11. D' après la motivation sur laquelle se fonde la décision de l' AIPN, il est certain que l' AIPN a pris en compte la période de six ans pendant laquelle M. Klinke a occupé le poste. Il est toutefois également clair qu' il ne s' agit que d' un des éléments dont l' AIPN a tenu compte. Il s' agissait probablement d' une décision difficile pour l' AIPN, car ° d' après nous en tout cas ° l' élément avancé par M. Klinke présente une valeur certaine.

12. Toutefois, l' objectif visé par le contrôle juridictionnel n' est pas de remplacer l' appréciation de l' AIPN par celle de l' organe judiciaire.

La tâche de l' organe judiciaire est de contrôler que la décision prise ne soit pas entachée de vices susceptibles d' entraîner l' annulation de la décision et, partant, dans l' affaire en espèce, de se prononcer sur le bien-fondé de la thèse du requérant selon laquelle les dispositions applicables lui confèrent un droit à être nommé au grade A 6 au motif qu' il a occupé son poste de façon satisfaisante pendant plus de six ans.

A cet égard, il est incontestable et d' ailleurs incontesté, d' abord, que le point de départ est que la nomination d' administrateur se fait au grade A 7 et que ce n' est qu' à titre exceptionnel qu' elle intervient au grade A 6 et, ensuite, que le statut n' impose pas de limites spécifiques à la faculté de l' AIPN de ne pas nommer au grade A 6.

13. Quant aux différents moyens avancés à l' appui du pourvoi, le premier consiste à dire que le Tribunal a procédé à une appréciation erronée du moyen, avancé au soutien du recours, relatif à l' appréciation manifestement erronée des faits.

Devant le Tribunal, M. Klinke avait fait valoir que, compte tenu de sa longue expérience au service d' information et de sa compétence hautement appréciée par son supérieur hiérarchique, l' AIPN ne pouvait estimer, sans commettre une erreur manifeste d' appréciation, que sa situation personnelle justifiait son recrutement au grade A 7.

Le Tribunal a constaté que cette argumentation supposait que l' appréciation portée par l' AIPN sur ses qualifications présentait un caractère pertinent en vue de l' application ou de la non-application de l' article 31, paragraphe 2, du statut (point 24 de l' arrêt attaqué).

Toutefois, a poursuivi l' arrêt, il ressort de la jurisprudence de la Cour (arrêt du 6 juin 1985, De Santis/Cour des Comptes, 146/84, Rec. p. 1723) "qu' il n' est admissible de recruter au grade supérieur d' une carrière qu' à titre exceptionnel, lorsque le recours à l' article 31, paragraphe 2, du statut est justifié par les besoins spécifiques du service, exigeant le recrutement d' un titulaire particulièrement qualifié". Ainsi, l' article 31, paragraphe 2, du statut, aurait pour objet de
permettre à l' AIPN de veiller aux besoins spécifiques d' un service particulier en offrant des conditions attrayantes pour attirer des candidats particulièrement qualifiés.

14. Le Tribunal a ensuite constaté que M. Klinke n' avait produit aucun indice de nature à démontrer que, dans le cas d' espèce, les besoins du service d' information exigeaient le recrutement d' un titulaire particulièrement qualifié (point 27).
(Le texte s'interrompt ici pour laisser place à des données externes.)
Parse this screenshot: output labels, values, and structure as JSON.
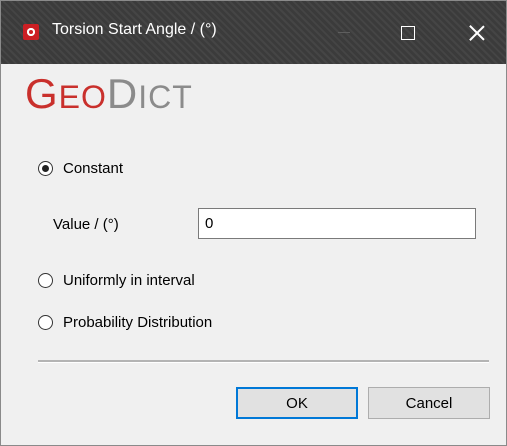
{
  "window": {
    "title": "Torsion Start Angle / (°)",
    "titlebar_color": "#3b3b3b",
    "icon": "geodict-app-icon",
    "controls": {
      "minimize_icon": "minimize-icon",
      "maximize_icon": "maximize-icon",
      "close_icon": "close-icon"
    }
  },
  "logo": {
    "part1_initial": "G",
    "part1_rest": "EO",
    "part2_initial": "D",
    "part2_rest": "ICT",
    "part1_color": "#c9302c",
    "part2_color": "#8b8b8b"
  },
  "options": {
    "constant": {
      "label": "Constant",
      "selected": true
    },
    "uniform": {
      "label": "Uniformly in interval",
      "selected": false
    },
    "probability": {
      "label": "Probability Distribution",
      "selected": false
    }
  },
  "value_field": {
    "label": "Value / (°)",
    "value": "0"
  },
  "buttons": {
    "ok": "OK",
    "cancel": "Cancel"
  },
  "colors": {
    "accent_focus": "#0078d7",
    "dialog_background": "#f0f0f0"
  }
}
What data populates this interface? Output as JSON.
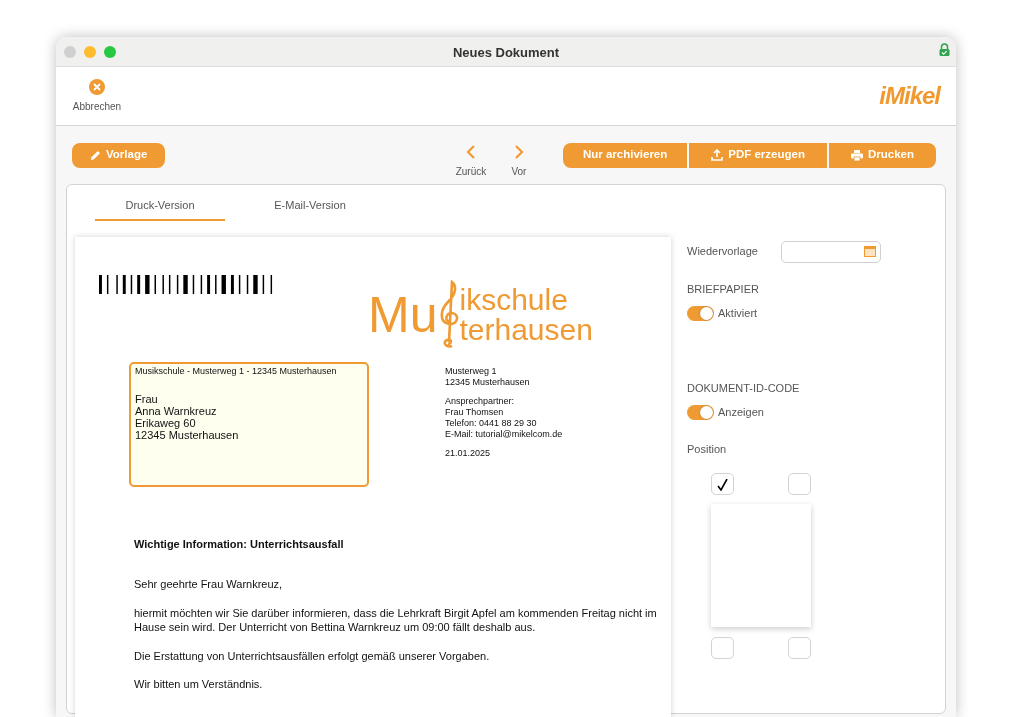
{
  "window": {
    "title": "Neues Dokument"
  },
  "toolbar": {
    "cancel": "Abbrechen",
    "brand": "iMikel"
  },
  "actions": {
    "template": "Vorlage",
    "back": "Zurück",
    "forward": "Vor",
    "buttons": [
      {
        "kind": "archive",
        "label": "Nur archivieren"
      },
      {
        "kind": "pdf",
        "label": "PDF erzeugen"
      },
      {
        "kind": "print",
        "label": "Drucken"
      }
    ]
  },
  "tabs": [
    {
      "label": "Druck-Version",
      "selected": true
    },
    {
      "label": "E-Mail-Version",
      "selected": false
    }
  ],
  "letter": {
    "logo": {
      "lead": "Mu",
      "line_1": "ikschule",
      "line_2": "terhausen"
    },
    "sender_line": "Musikschule - Musterweg 1 - 12345 Musterhausen",
    "recipient": [
      "Frau",
      "Anna Warnkreuz",
      "Erikaweg 60",
      "12345 Musterhausen"
    ],
    "info_blocks": [
      [
        "Musterweg 1",
        "12345 Musterhausen"
      ],
      [
        "Ansprechpartner:",
        "Frau Thomsen",
        "Telefon: 0441 88 29 30",
        "E-Mail: tutorial@mikelcom.de"
      ],
      [
        "21.01.2025"
      ]
    ],
    "subject": "Wichtige Information: Unterrichtsausfall",
    "paragraphs": [
      "Sehr geehrte Frau Warnkreuz,",
      "hiermit möchten wir Sie darüber informieren, dass die Lehrkraft Birgit Apfel am kommenden Freitag nicht im Hause sein wird. Der Unterricht von Bettina Warnkreuz um 09:00 fällt deshalb aus.",
      "Die Erstattung von Unterrichtsausfällen erfolgt gemäß unserer Vorgaben.",
      "Wir bitten um Verständnis."
    ]
  },
  "settings": {
    "follow_up_label": "Wiedervorlage",
    "letterhead": {
      "heading": "BRIEFPAPIER",
      "label": "Aktiviert",
      "on": true
    },
    "id_code": {
      "heading": "DOKUMENT-ID-CODE",
      "label": "Anzeigen",
      "on": true
    },
    "position_label": "Position",
    "positions": [
      {
        "checked": true
      },
      {
        "checked": false
      },
      {
        "checked": false
      },
      {
        "checked": false
      }
    ]
  }
}
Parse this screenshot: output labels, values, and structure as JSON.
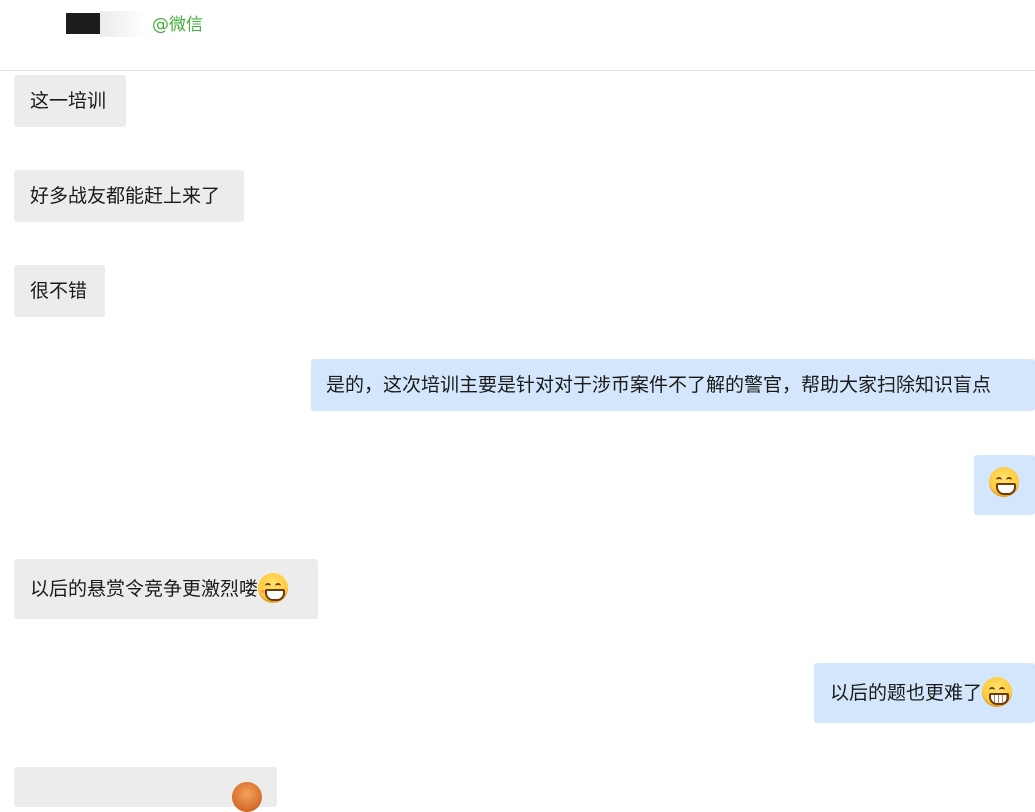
{
  "header": {
    "source_tag": "@微信"
  },
  "messages": [
    {
      "side": "in",
      "text": "这一培训"
    },
    {
      "side": "in",
      "text": "好多战友都能赶上来了"
    },
    {
      "side": "in",
      "text": "很不错"
    },
    {
      "side": "out",
      "text": "是的，这次培训主要是针对对于涉币案件不了解的警官，帮助大家扫除知识盲点"
    },
    {
      "side": "out",
      "text": "",
      "emoji": "grinning-face-emoji"
    },
    {
      "side": "in",
      "text": "以后的悬赏令竞争更激烈喽",
      "emoji": "grinning-blush-emoji"
    },
    {
      "side": "out",
      "text": "以后的题也更难了",
      "emoji": "grimacing-face-emoji"
    },
    {
      "side": "in",
      "text": "",
      "emoji": "partial-emoji"
    }
  ],
  "colors": {
    "incoming_bubble": "#ececec",
    "outgoing_bubble": "#d3e6fb",
    "source_tag": "#3fae3a"
  }
}
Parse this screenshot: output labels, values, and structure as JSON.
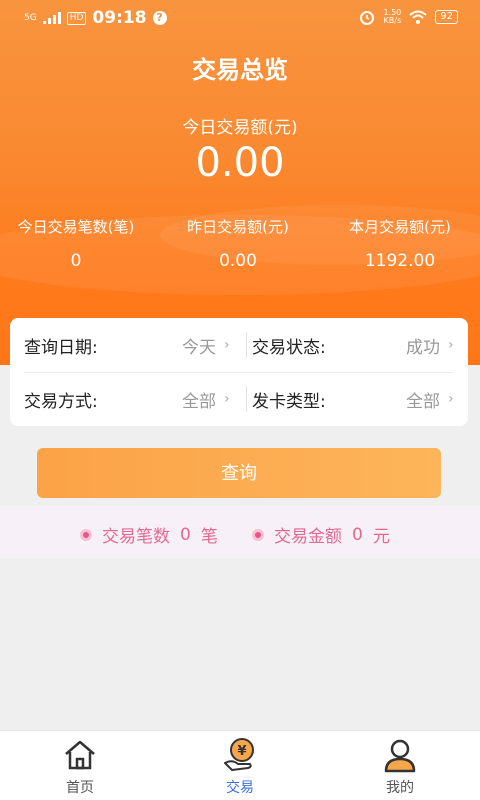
{
  "statusbar": {
    "signal": "5G",
    "hd": "HD",
    "time": "09:18",
    "help_glyph": "?",
    "speed_top": "1.50",
    "speed_unit": "KB/s",
    "battery": "92"
  },
  "header": {
    "title": "交易总览",
    "today_amount_label": "今日交易额(元)",
    "today_amount_value": "0.00"
  },
  "stats": [
    {
      "label": "今日交易笔数(笔)",
      "value": "0"
    },
    {
      "label": "昨日交易额(元)",
      "value": "0.00"
    },
    {
      "label": "本月交易额(元)",
      "value": "1192.00"
    }
  ],
  "filters": {
    "query_date": {
      "label": "查询日期:",
      "value": "今天"
    },
    "trade_status": {
      "label": "交易状态:",
      "value": "成功"
    },
    "trade_method": {
      "label": "交易方式:",
      "value": "全部"
    },
    "card_type": {
      "label": "发卡类型:",
      "value": "全部"
    },
    "chevron": "›"
  },
  "query_button": "查询",
  "summary": {
    "count_label": "交易笔数",
    "count_value": "0",
    "count_unit": "笔",
    "amount_label": "交易金额",
    "amount_value": "0",
    "amount_unit": "元"
  },
  "tabbar": {
    "items": [
      {
        "label": "首页",
        "icon": "home-icon"
      },
      {
        "label": "交易",
        "icon": "coin-hand-icon"
      },
      {
        "label": "我的",
        "icon": "user-icon"
      }
    ],
    "active_index": 1,
    "active_color": "#3a6fd8",
    "accent_color": "#f9a64a"
  }
}
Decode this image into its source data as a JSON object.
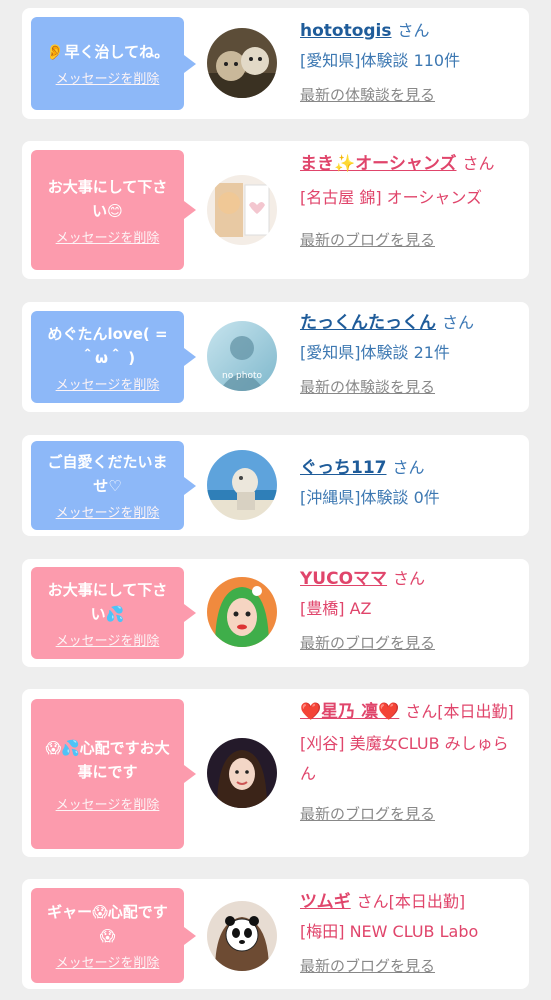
{
  "delete_label": "メッセージを削除",
  "colors": {
    "blue_bubble": "#8db8f8",
    "pink_bubble": "#fc9bad",
    "blue_text": "#1f5c9a",
    "pink_text": "#e0456b"
  },
  "cards": [
    {
      "message": "👂早く治してね。",
      "name": "hototogis",
      "suffix": "さん",
      "detail": "[愛知県]体験談 110件",
      "link": "最新の体験談を見る"
    },
    {
      "message": "お大事にして下さい😊",
      "name": "まき✨オーシャンズ",
      "suffix": "さん",
      "detail": "[名古屋 錦] オーシャンズ",
      "link": "最新のブログを見る"
    },
    {
      "message": "めぐたんlove( = ＾ω＾ )",
      "name": "たっくんたっくん",
      "suffix": "さん",
      "detail": "[愛知県]体験談 21件",
      "link": "最新の体験談を見る",
      "avatar_text": "no photo"
    },
    {
      "message": "ご自愛くだたいませ♡",
      "name": "ぐっち117",
      "suffix": "さん",
      "detail": "[沖縄県]体験談 0件",
      "link": ""
    },
    {
      "message": "お大事にして下さい💦",
      "name": "YUCOママ",
      "suffix": "さん",
      "detail": "[豊橋] AZ",
      "link": "最新のブログを見る"
    },
    {
      "message": "😱💦心配ですお大事にです",
      "name": "❤️星乃 凛❤️",
      "suffix": "さん[本日出勤]",
      "detail": "[刈谷] 美魔女CLUB みしゅらん",
      "link": "最新のブログを見る"
    },
    {
      "message": "ギャー😱心配です😱",
      "name": "ツムギ",
      "suffix": "さん[本日出勤]",
      "detail": "[梅田] NEW CLUB Labo",
      "link": "最新のブログを見る"
    }
  ]
}
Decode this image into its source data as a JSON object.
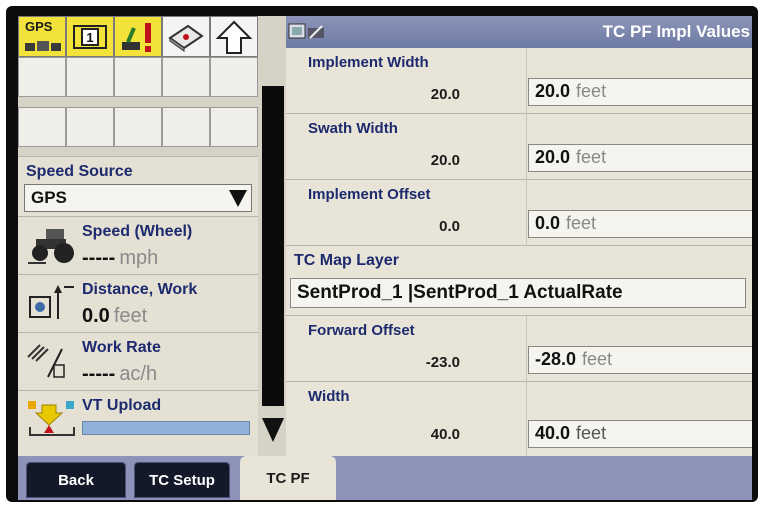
{
  "status_icons": [
    {
      "name": "gps-receiver-icon",
      "label": "GPS",
      "color": "#f2e23a"
    },
    {
      "name": "implement-number-icon",
      "label": "1",
      "color": "#f2e23a"
    },
    {
      "name": "warning-alert-icon",
      "label": "",
      "color": "#f2e23a"
    },
    {
      "name": "field-book-icon",
      "label": "",
      "color": "#f4f4f4"
    },
    {
      "name": "home-arrow-icon",
      "label": "",
      "color": "#f4f4f4"
    }
  ],
  "speed_source": {
    "label": "Speed Source",
    "value": "GPS"
  },
  "speed": {
    "title": "Speed (Wheel)",
    "value": "-----",
    "unit": "mph"
  },
  "distance": {
    "title": "Distance, Work",
    "value": "0.0",
    "unit": "feet"
  },
  "work_rate": {
    "title": "Work Rate",
    "value": "-----",
    "unit": "ac/h"
  },
  "vt_upload": {
    "title": "VT Upload",
    "progress": 1.0
  },
  "panel": {
    "title": "TC PF Impl Values"
  },
  "rows": {
    "implement_width": {
      "label": "Implement Width",
      "current": "20.0",
      "value": "20.0",
      "unit": "feet"
    },
    "swath_width": {
      "label": "Swath Width",
      "current": "20.0",
      "value": "20.0",
      "unit": "feet"
    },
    "implement_offset": {
      "label": "Implement Offset",
      "current": "0.0",
      "value": "0.0",
      "unit": "feet"
    },
    "forward_offset": {
      "label": "Forward Offset",
      "current": "-23.0",
      "value": "-28.0",
      "unit": "feet"
    },
    "width": {
      "label": "Width",
      "current": "40.0",
      "value": "40.0",
      "unit": "feet"
    }
  },
  "tc_map_layer": {
    "label": "TC Map Layer",
    "value": "SentProd_1 |SentProd_1 ActualRate"
  },
  "tabs": {
    "back": "Back",
    "tc_setup": "TC Setup",
    "tc_pf": "TC PF"
  },
  "colors": {
    "accent_blue": "#1d2a6e",
    "title_bar": "#7a85ad",
    "tab_dark": "#14192a",
    "panel_bg": "#e8e4d8"
  }
}
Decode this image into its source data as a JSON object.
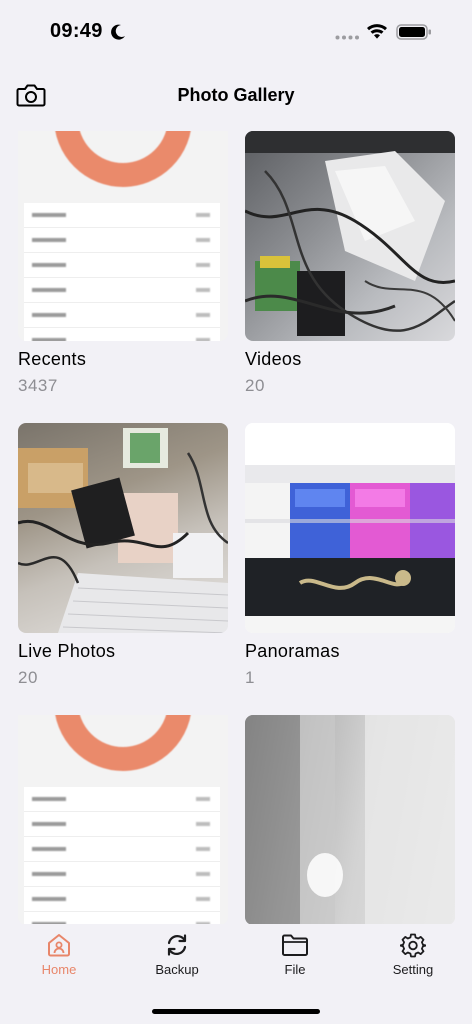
{
  "status": {
    "time": "09:49"
  },
  "header": {
    "title": "Photo Gallery"
  },
  "albums": [
    {
      "title": "Recents",
      "count": "3437"
    },
    {
      "title": "Videos",
      "count": "20"
    },
    {
      "title": "Live Photos",
      "count": "20"
    },
    {
      "title": "Panoramas",
      "count": "1"
    }
  ],
  "tabs": [
    {
      "label": "Home",
      "icon": "home-icon"
    },
    {
      "label": "Backup",
      "icon": "sync-icon"
    },
    {
      "label": "File",
      "icon": "folder-icon"
    },
    {
      "label": "Setting",
      "icon": "gear-icon"
    }
  ],
  "colors": {
    "accent": "#e8866a",
    "background": "#f2f1f6",
    "secondary_text": "#8e8e93"
  }
}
En conséquence, selon le Tribunal, "les qualifications du requérant étaient sans pertinence en ce qui concerne la détermination de son classement en grade lors de sa nomination et que, si le requérant était éminemment qualifié pour occuper le poste auquel
il a été nommé en A 7 et qu' il occupe à la satisfaction générale, cela ne signifie pas pour autant que des qualifications exceptionnelles étaient requises pour occuper ce poste" (point 28).

15. Ni le demandeur au pourvoi ni la défenderesse ne peuvent se rallier à ce raisonnement. Ils se réfèrent, notamment, aux arrêts du 1er décembre 1983, Michael/Commission (343/82, Rec. p. 4023), du 5 octobre 1988, De Szy-Tarisse et Feyaerts/Commission (314/86 et 315/86, Rec. p. 6013), et du 7 mai 1991, Jongen/Commission (T-18/90, Rec., p. II-187), et ils avancent que, selon cette jurisprudence, l' article 31, paragraphe 2, laisse un large pouvoir discrétionnaire à l' AIPN pour apprécier, entre
autres, les expériences professionnelles de la personne recrutée (3).

16. Quant à la question de savoir si l' article 31, paragraphe 2, permet la prise en compte des qualifications individuelles du fonctionnaire recruté lors du classement en grade, le point de départ d' une réponse doit évidemment être le libellé de la disposition (4).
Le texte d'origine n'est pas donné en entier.